Game: Maglev Metro
Designer: Ted Alspach
Year: 2021
Maglev Metro uses a triple (!) layer player board to invite you to build a metro system in either New York or Berlin, and players use transparent hexagon tiles to build tracks around the city. The transparent tiles can be layered to create a pretty accurate representation of how many city metros have lots of interlinking and overlapping routes. The game certainly has a striking look on the table and its mix of mechanics are two favourites of ours, so Maglev Metro holds a lot of promise.
In Maglev Metro, each players starts the game able to play two actions per turn. Most actions are very simple and so turns pass quickly around the table. You can lay tracks, move your train, reverse your train, pick up passengers, drop them off at the correct colour of metro station, or build a new metro station. Your ultimate purpose is to drop off passengers, ideally as many as possible in the colours you need to achieve your strategy for the game. When passengers are dropped off, they are added to your personal player board, either boosting your efficiency at certain actions, or example making it so that you can move three times for a single action rather than once, or otherwise unlocking different actions. At the start of the game, you have two actions per turn and you can't build any metro stations besides the basic bronze, silver and gold, but, by adding passengers to your board, you can unlock up to three extra actions and the ability to add stations and pick up passengers in any or all of the four different advanced colours.
But how do you actually score points? Well, that's done on your personal player board too. You'll get a small number of points from the pink, red, lilac or purple passengers you collect, a point per connection made on the board and you can score one of your four end game scoring cards. But, if you want to score more highly in certain areas then you'll need to add passengers to your personal player board that boost your ability to score. For example, you can score 2, 3 or 4 points per connection made on the board if you put all of your energy into boosting those tracks. There's only so many passengers to go around though so you need to really balance your desire to boost your in-game action taking with how you choose to boost end game scoring, and try and find some synergies between the two.
The game initially seemed quite overwhelming at the beginning of our first play. The rules are very simple, but with an almost empty player board, it seems like there are just so many options of what you can do and the path forward was quite unclear to me. However the end game objective cards help to provide a little direction and once you get into the swing of things, it's quite easy to carve out a strategy. Initially I was excited to try and focus my strategy - the game seems to guide you to either selecting a pink/red strategy or a lilac/purple strategy, but in every game I have ended up pursuing all four colours, which rather takes the fun out of strategising. I think this is perhaps a two-player game issue.
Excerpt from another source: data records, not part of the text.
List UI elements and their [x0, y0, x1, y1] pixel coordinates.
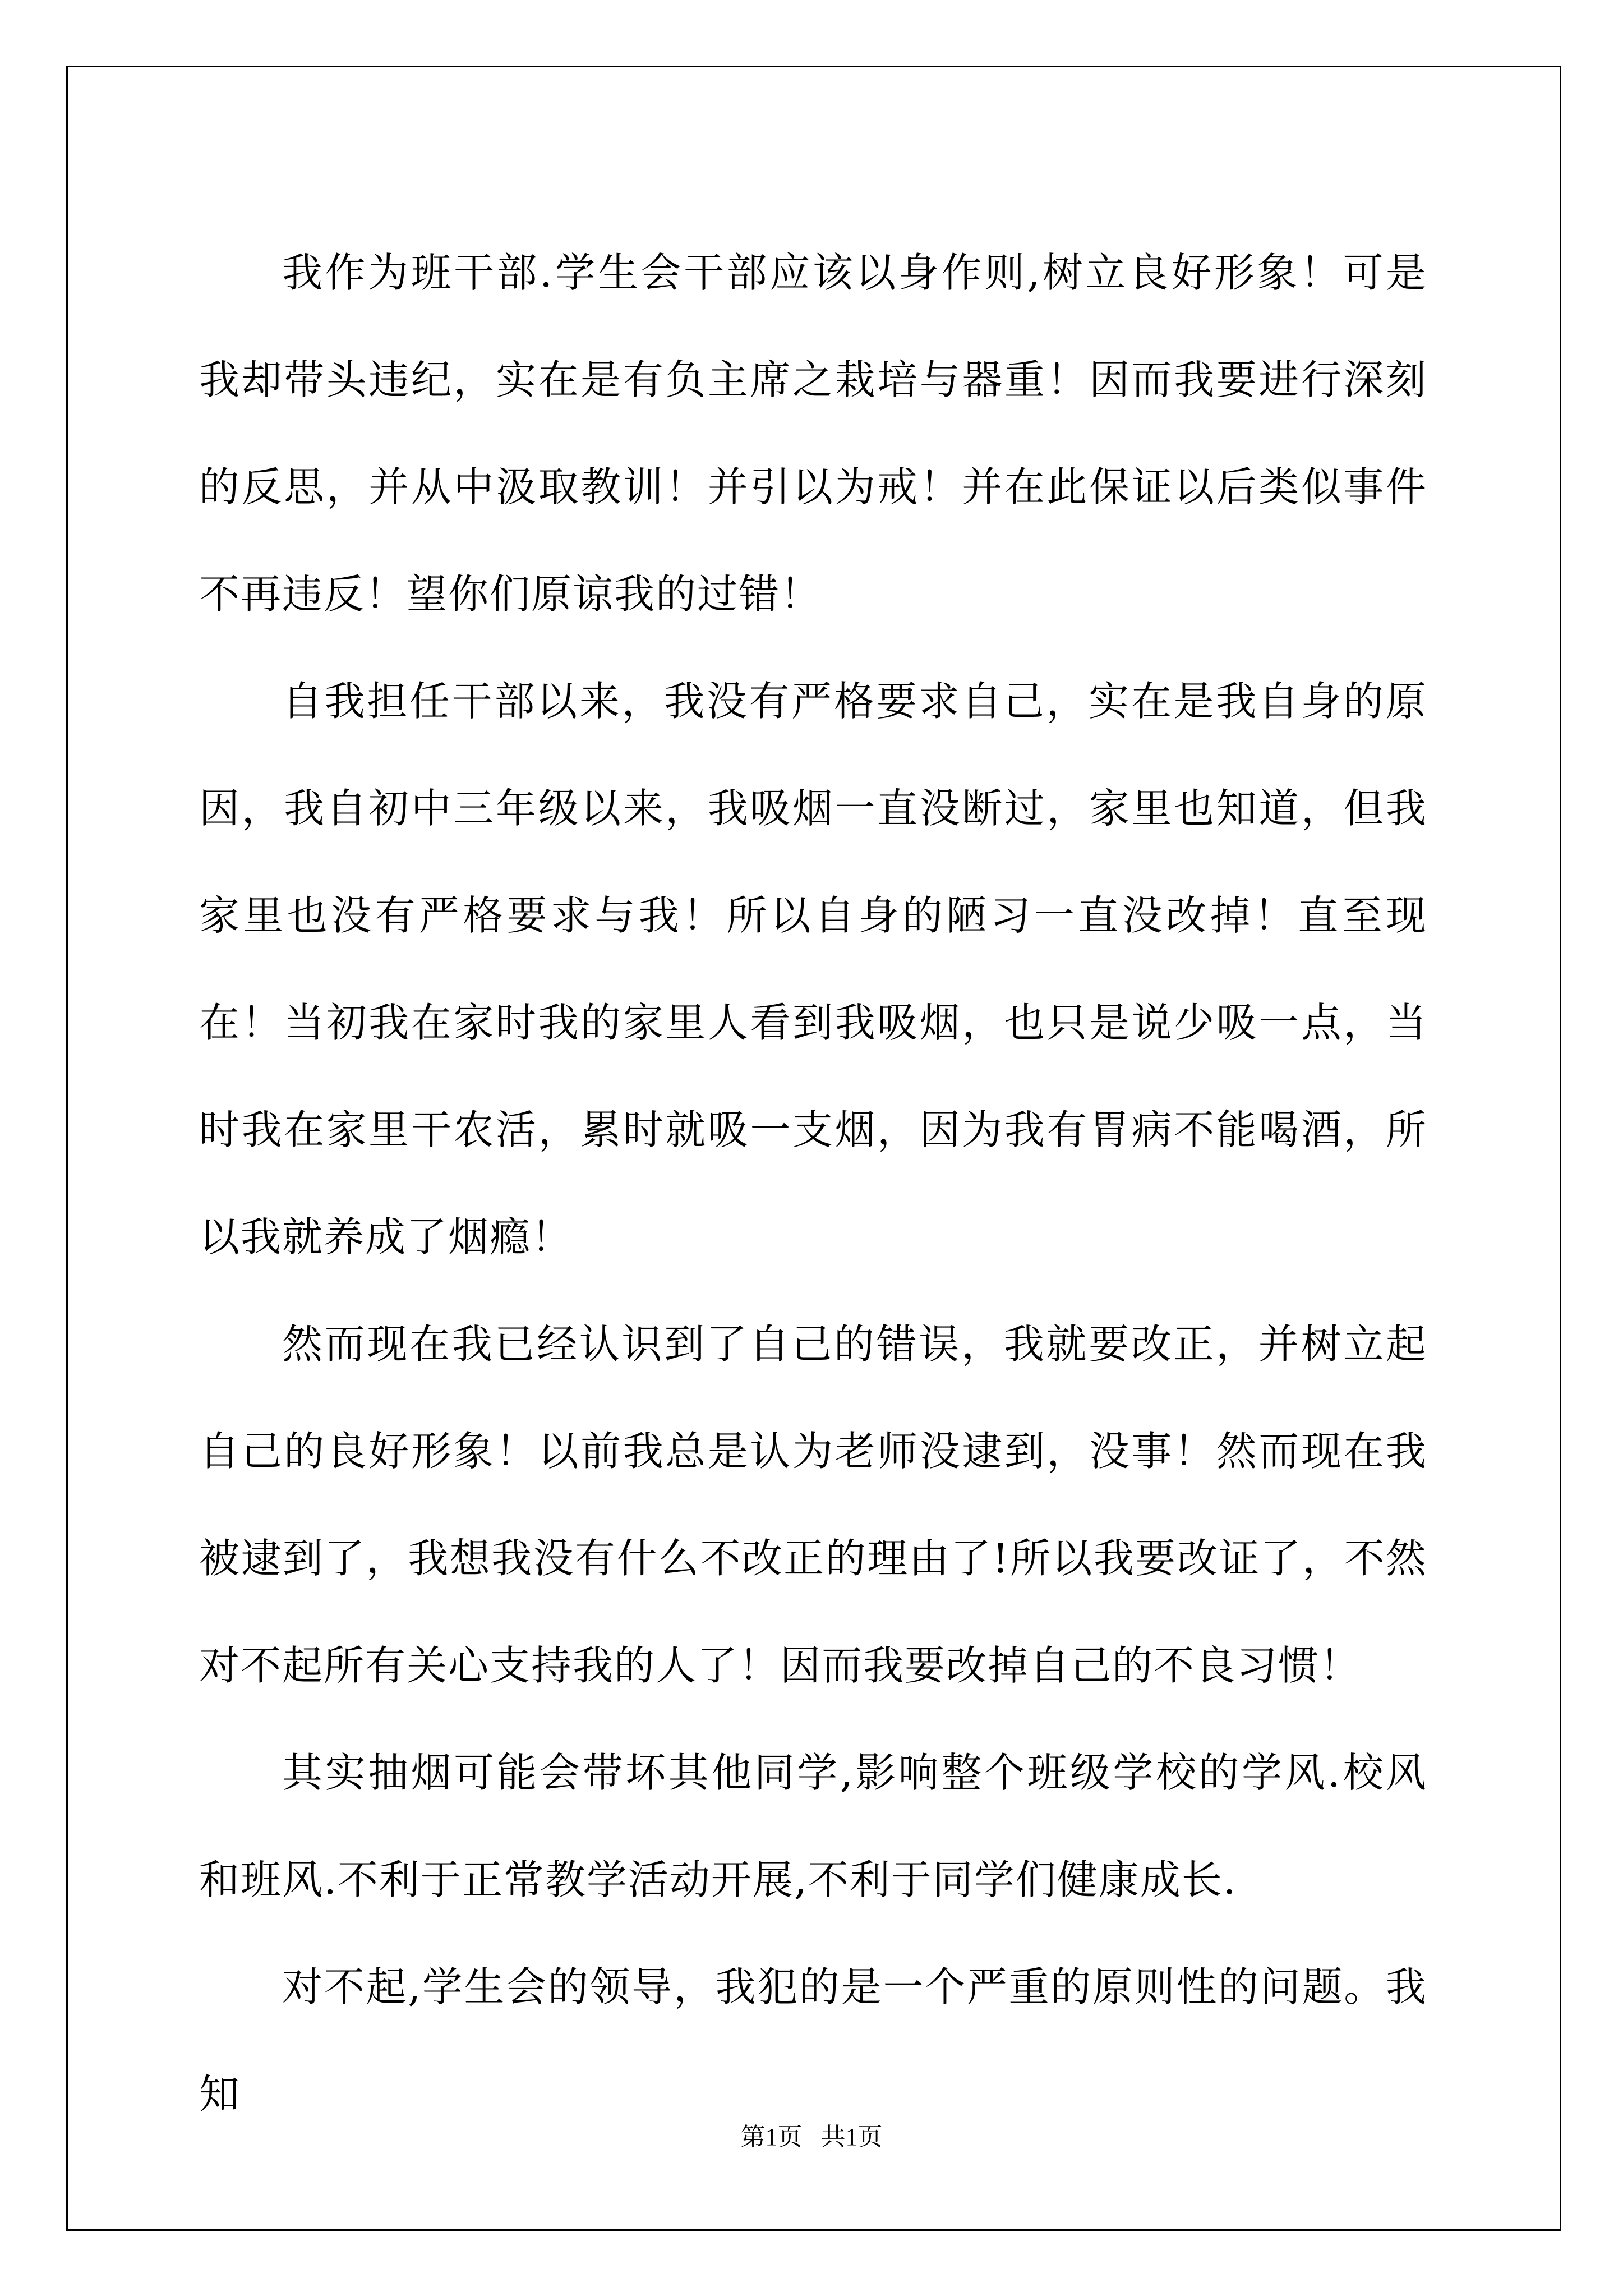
page-number: 第1页: [740, 2123, 803, 2151]
page-footer: [0, 2120, 1623, 2154]
document-body: [199, 219, 1427, 2148]
paragraph-2: 自我担任干部以来，我没有严格要求自己，实在是我自身的原因，我自初中三年级以来，我吸烟一直没断过，家里也知道，但我家里也没有严格要求与我！所以自身的陋习一直没改掉！直至现在！当初我在家时我的家里人看到我吸烟，也只是说少吸一点，当时我在家里干农活，累时就吸一支烟，因为我有胃病不能喝酒，所以我就养成了烟瘾！: [199, 678, 1427, 1260]
paragraph-1: 我作为班干部.学生会干部应该以身作则,树立良好形象！可是我却带头违纪，实在是有负主席之栽培与器重！因而我要进行深刻的反思，并从中汲取教训！并引以为戒！并在此保证以后类似事件不再违反！望你们原谅我的过错！: [199, 249, 1427, 618]
paragraph-3: 然而现在我已经认识到了自己的错误，我就要改正，并树立起自己的良好形象！以前我总是认为老师没逮到，没事！然而现在我被逮到了，我想我没有什么不改正的理由了!所以我要改证了，不然对不起所有关心支持我的人了！因而我要改掉自己的不良习惯！: [199, 1320, 1427, 1689]
paragraph-5: 对不起,学生会的领导，我犯的是一个严重的原则性的问题。我知: [199, 1963, 1427, 2118]
paragraph-4: 其实抽烟可能会带坏其他同学,影响整个班级学校的学风.校风和班风.不利于正常教学活动开展,不利于同学们健康成长.: [199, 1749, 1427, 1903]
page-total: 共1页: [820, 2123, 883, 2151]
You tend to want to build all of the buildings as that gives you easy access to the robots that are seeded on the board at the start of the game, and with two players, no-ones going to do that for you - you have to put in the work!
Once you have access to all four of the pastel colours, it's also awfully tempting to try and upgrade your number of available actions per game. I've had the most fun in the game when I've upgraded to the level of four or five actions per turn. I've also had the lest fun with the game when Amy has upgraded to four or five actions per turn and I've been left having really short, boring turns while she races around the board and picks up all of the best opportunities. The power of having more actions feels like it should be offset with the power of upgrading the effectiveness of your actions, but that's just not true. For example, having boosted your ability to drop-off means your great at dropping people of the same colour at the right station, but the game doesn't often magically give you three people of the same colour, you need to zoom around the board and pick up people from different locations, which really favours having more actions, rather than better actions.
Maglev Metro doesn't fail to deliver on either the engine building or pick-up and deliver aspect of the game - both are very well implemented and seemingly satisfying, and they gel really well to create a cohesive whole. However, at two-players, I never see myself playing a different strategy, I'll always try to get more actions as fast as I can, because I fear that the alternative is a pretty miserable game, where my opponent gets to do more, thus boosting their actions further and creating a runaway leader. I hope I get the chance to play Maglev Metro with more players, but as a two-player experience, for the Yellow Meeple, it's a 5/10.